Tuesday’s vote marks the start of another chapter in the battle to preserve the site that, beginning in the 1940s, was used as a detention camp for American citizens of Japanese descent. It was one of two in Los Angeles, and opened shortly after the Japanese attacks on Pearl Harbor. Stakeholders also wish to preserve the open space and ecological resource provided by the Verdugo Hills Golf Course that today sits on the site.
“We should not believe this is the final vote in the process,” said Los Angeles City Councilman Richard Alarcón, who authored the motion. “The developer is still moving forward with an environmental impact report to demolish the entire site and build housing. I’m sure they’re going to be even more aggressive. This is something the community has to continue to be vigilant in.”

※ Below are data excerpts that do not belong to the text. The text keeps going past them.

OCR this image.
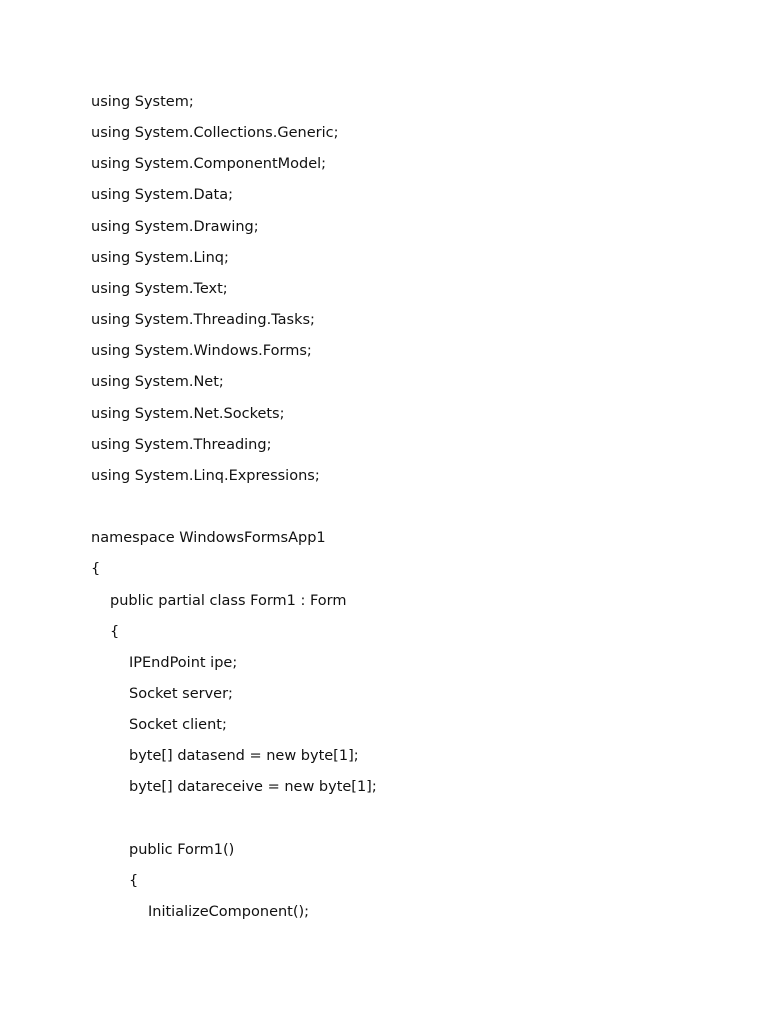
using System;
using System.Collections.Generic;
using System.ComponentModel;
using System.Data;
using System.Drawing;
using System.Linq;
using System.Text;
using System.Threading.Tasks;
using System.Windows.Forms;
using System.Net;
using System.Net.Sockets;
using System.Threading;
using System.Linq.Expressions;
namespace WindowsFormsApp1
{
public partial class Form1 : Form
{
IPEndPoint ipe;
Socket server;
Socket client;
byte[] datasend = new byte[1];
byte[] datareceive = new byte[1];
public Form1()
{
InitializeComponent();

Fred Gaines, attorney for Snowball West Investments Inc., said Tuesday’s unanimous vote is another roadblock for his client’s efforts to develop the site and build 224 single-family homes. Snowball West, Gaines said, is fully aware of the site’s historical significance.
“This issue of the historic nature of the site has been fully analyzed in the environmental impact report,” Gaines said. “It already sets forth what the appropriate mitigations would be.”

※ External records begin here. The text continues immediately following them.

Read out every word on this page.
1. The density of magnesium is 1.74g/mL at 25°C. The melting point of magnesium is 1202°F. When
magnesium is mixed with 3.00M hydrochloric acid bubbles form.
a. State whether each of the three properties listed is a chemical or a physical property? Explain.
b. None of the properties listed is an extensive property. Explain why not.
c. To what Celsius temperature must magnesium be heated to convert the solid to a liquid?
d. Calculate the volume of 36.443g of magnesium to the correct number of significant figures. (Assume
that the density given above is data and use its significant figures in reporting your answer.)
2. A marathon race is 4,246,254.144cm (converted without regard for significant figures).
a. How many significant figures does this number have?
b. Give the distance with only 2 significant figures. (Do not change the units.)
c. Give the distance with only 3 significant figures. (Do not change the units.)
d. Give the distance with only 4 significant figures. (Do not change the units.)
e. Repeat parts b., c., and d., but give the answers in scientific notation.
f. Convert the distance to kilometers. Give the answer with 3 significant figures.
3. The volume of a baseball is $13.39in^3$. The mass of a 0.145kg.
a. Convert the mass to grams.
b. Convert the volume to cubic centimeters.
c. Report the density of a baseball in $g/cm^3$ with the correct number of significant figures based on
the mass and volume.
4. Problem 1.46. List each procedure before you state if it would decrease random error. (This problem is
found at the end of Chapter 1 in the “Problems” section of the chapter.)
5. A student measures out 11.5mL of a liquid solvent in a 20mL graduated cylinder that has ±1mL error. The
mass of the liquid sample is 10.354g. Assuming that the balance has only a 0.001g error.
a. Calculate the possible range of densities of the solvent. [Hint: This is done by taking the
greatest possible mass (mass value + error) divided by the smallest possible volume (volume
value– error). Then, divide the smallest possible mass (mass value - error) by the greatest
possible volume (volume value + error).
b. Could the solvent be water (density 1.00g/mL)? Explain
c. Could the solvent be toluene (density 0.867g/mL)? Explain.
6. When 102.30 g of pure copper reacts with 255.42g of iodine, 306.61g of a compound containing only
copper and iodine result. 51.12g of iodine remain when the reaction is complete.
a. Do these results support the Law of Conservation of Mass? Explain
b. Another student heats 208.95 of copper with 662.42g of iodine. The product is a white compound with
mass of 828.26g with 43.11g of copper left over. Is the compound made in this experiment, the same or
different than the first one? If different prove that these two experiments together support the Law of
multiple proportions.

Snowball West will take steps to minimize the impact of development, according to the draft environmental impact report’s cultural resource analysis conducted in October 2005. This would include erecting signage and plaques that would identify the area as a historic site. To preserve the site’s open space, Gaines said, a meditative garden will be constructed on the site’s west end, an area that was not graded when the golf course was built.

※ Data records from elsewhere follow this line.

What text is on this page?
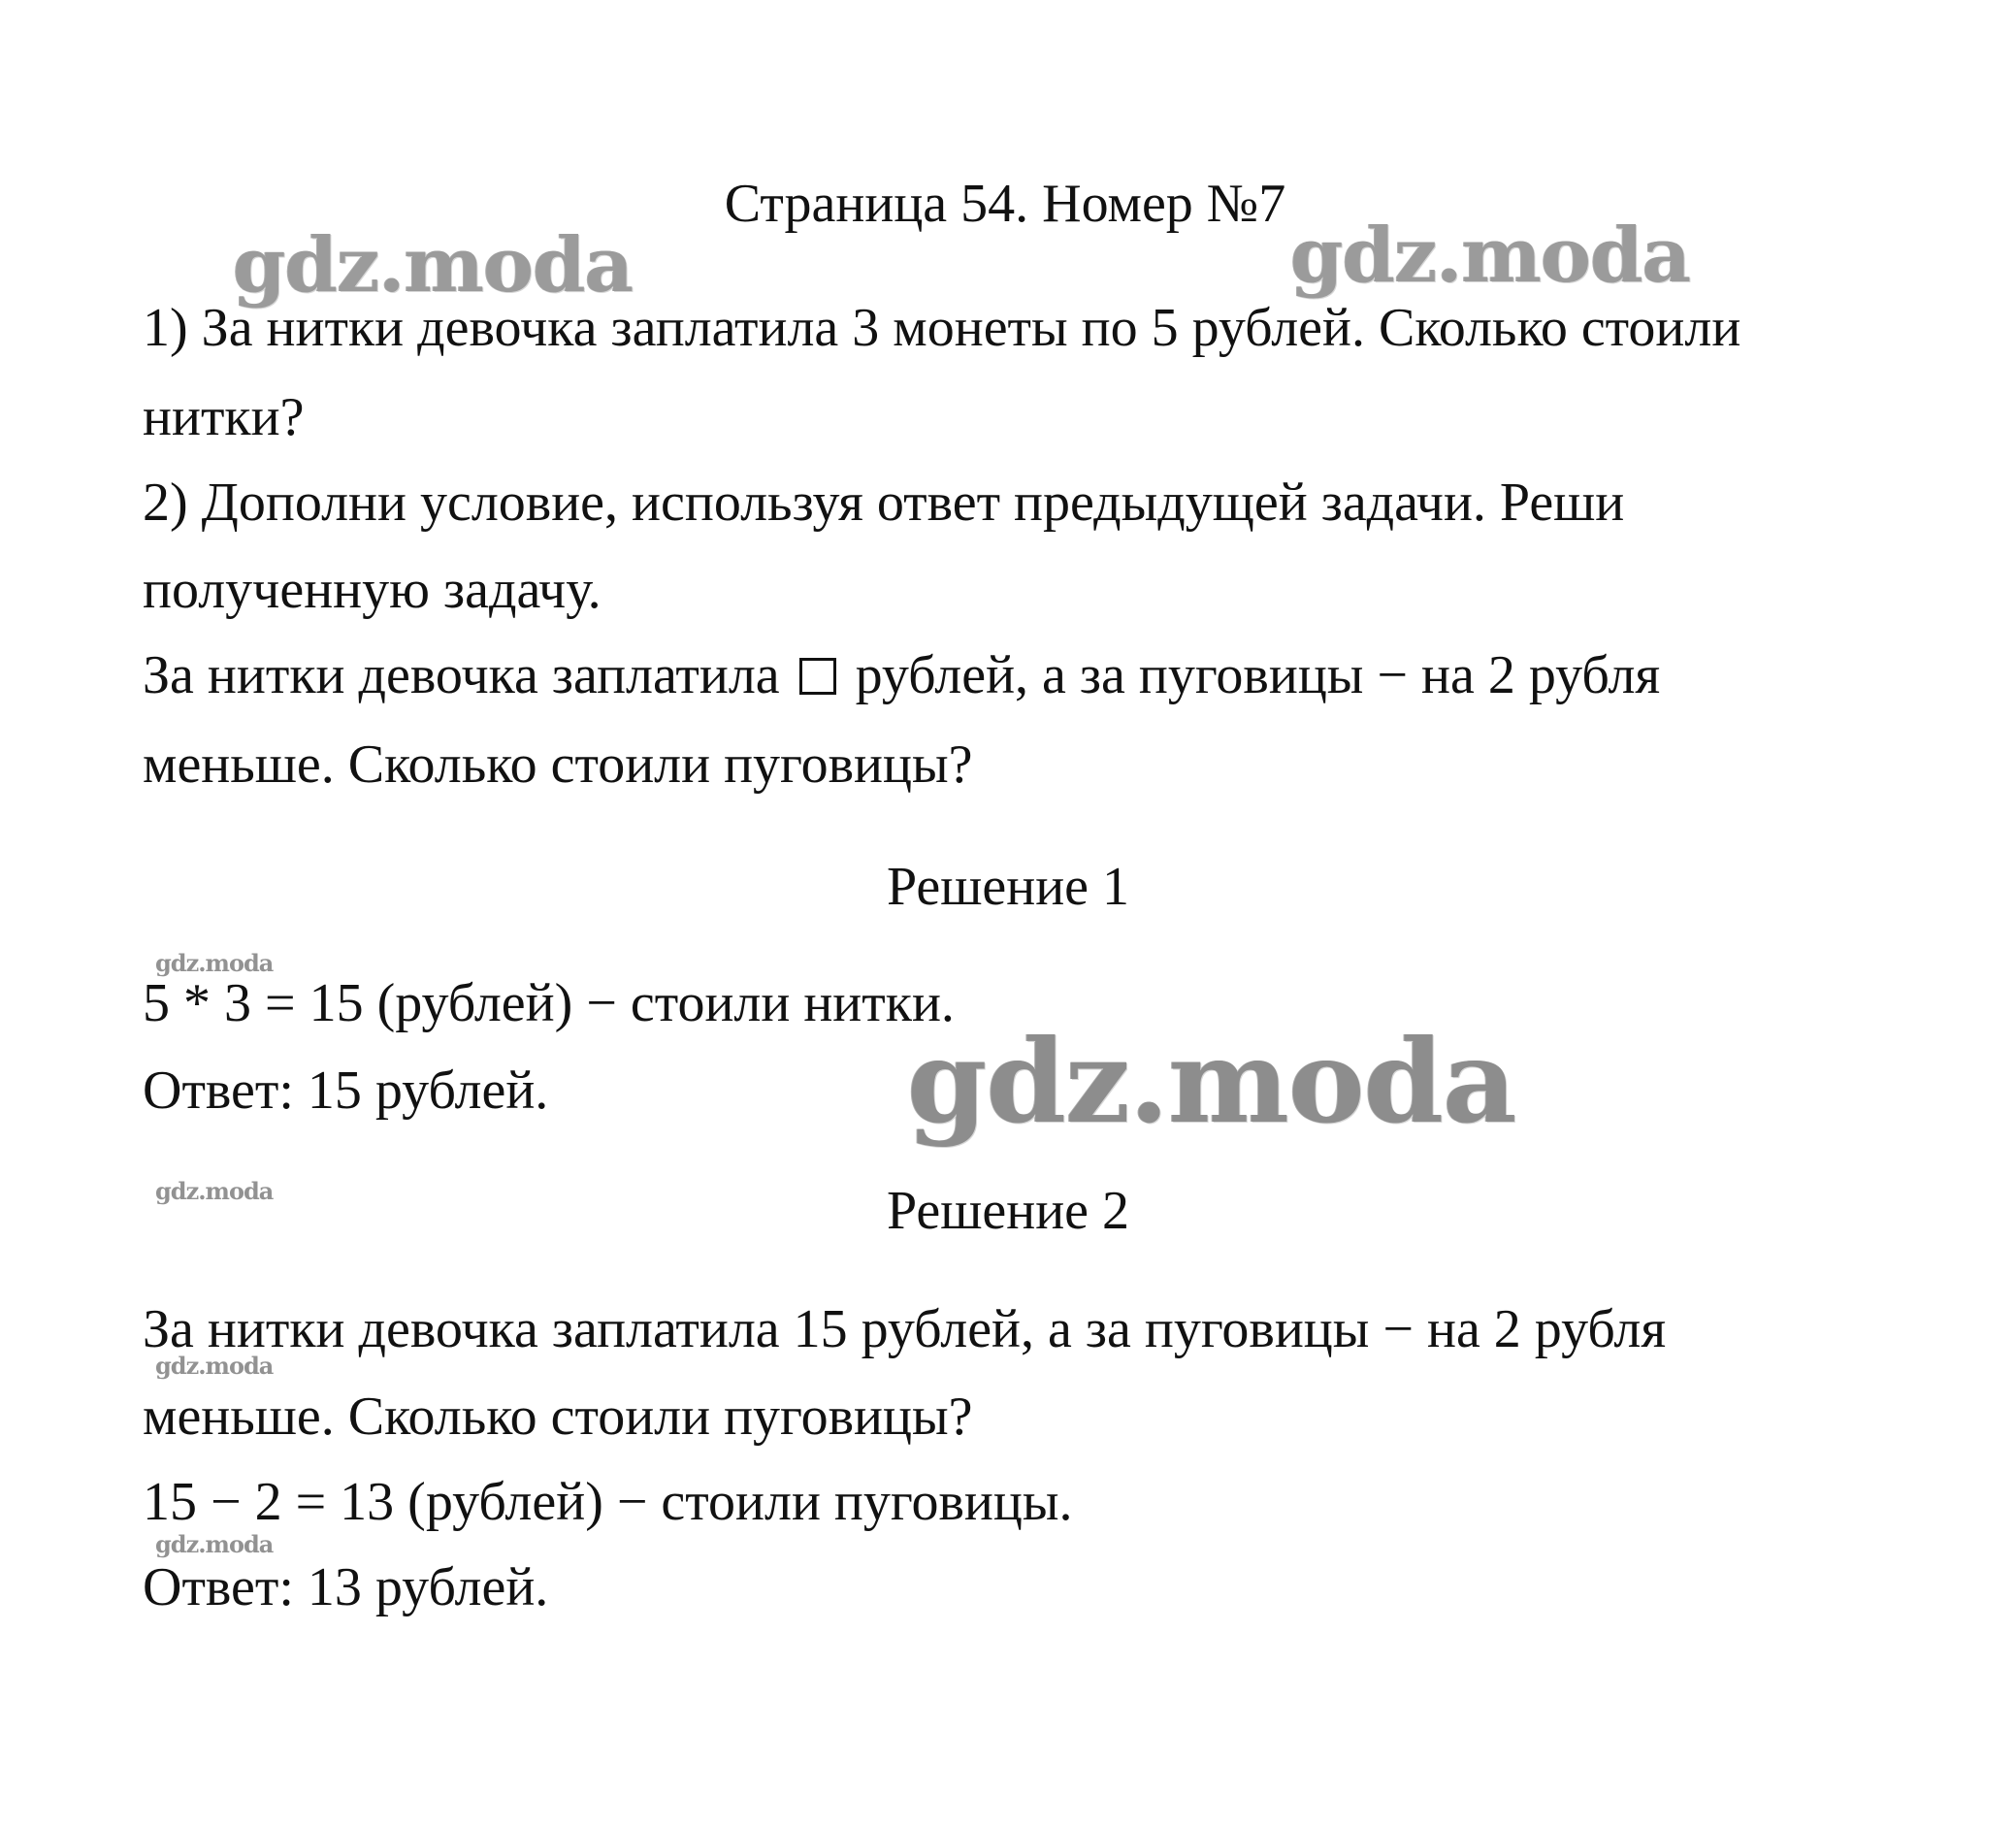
gdz.moda	gdz.moda
gdz.moda
gdz.moda
gdz.moda
gdz.moda
gdz.moda
Страница 54. Номер №7
1) За нитки девочка заплатила 3 монеты по 5 рублей. Сколько стоили
нитки?
2) Дополни условие, используя ответ предыдущей задачи. Реши
полученную задачу.
За нитки девочка заплатила рублей, а за пуговицы − на 2 рубля
меньше. Сколько стоили пуговицы?
Решение 1
5 * 3 = 15 (рублей) − стоили нитки.
Ответ: 15 рублей.
Решение 2
За нитки девочка заплатила 15 рублей, а за пуговицы − на 2 рубля
меньше. Сколько стоили пуговицы?
15 − 2 = 13 (рублей) − стоили пуговицы.
Ответ: 13 рублей.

“The mitigations that he [Gaines] speaks of are related to a state designation for the heritage site,” said Alarcón.
Tuesday’s vote, Gaines said, is part of a long process “in an attempt to cost us money and take time in hopes that it advances their opposition to the project.”
“If they designate the site, that means that, in order to develop that area, you have to do an environmental impact report. We’ve already done an environmental impact report,” said Gaines. “This makes us go through several hoops. We go through several hoops and we get to the same place.”
Currently, a draft environmental impact report is under review. Once finished, the final report will be opened for public review and comment, according to a letter from Gaines to council members.
Gaines was called out by Alarcón after the lawyer failed to describe it as a draft during the public comment portion of the vote.
“The developer is obviously going to have issues, as he did today,” said candidate for city council District 7 Krystee Clark. “He’s interested enough in trying to develop that area, which it should not be.”
The Verdugo Hills Golf Course sits on the eastern fringes of District 7, about a half mile from the Tujunga-La Crescenta border.
Calling it “absolutely outrageous” and a “denial of due process,” Gaines went on to say during public comments that his client was not aware the motion would be voted on by the council Tuesday; thus, his client was unable to prepare fully ahead of time. His office, Gaines said, also was not aware that the city’s Planning and Land Use Management Committee had considered the motion during its Jan. 29 meeting.
“The developer has never approached me to tell me what he plans to do with the site,” Alarcón shot back. “So I think it’s disingenuous for them to say that I’m not going to them when they haven’t come to me to tell me what their plans are.”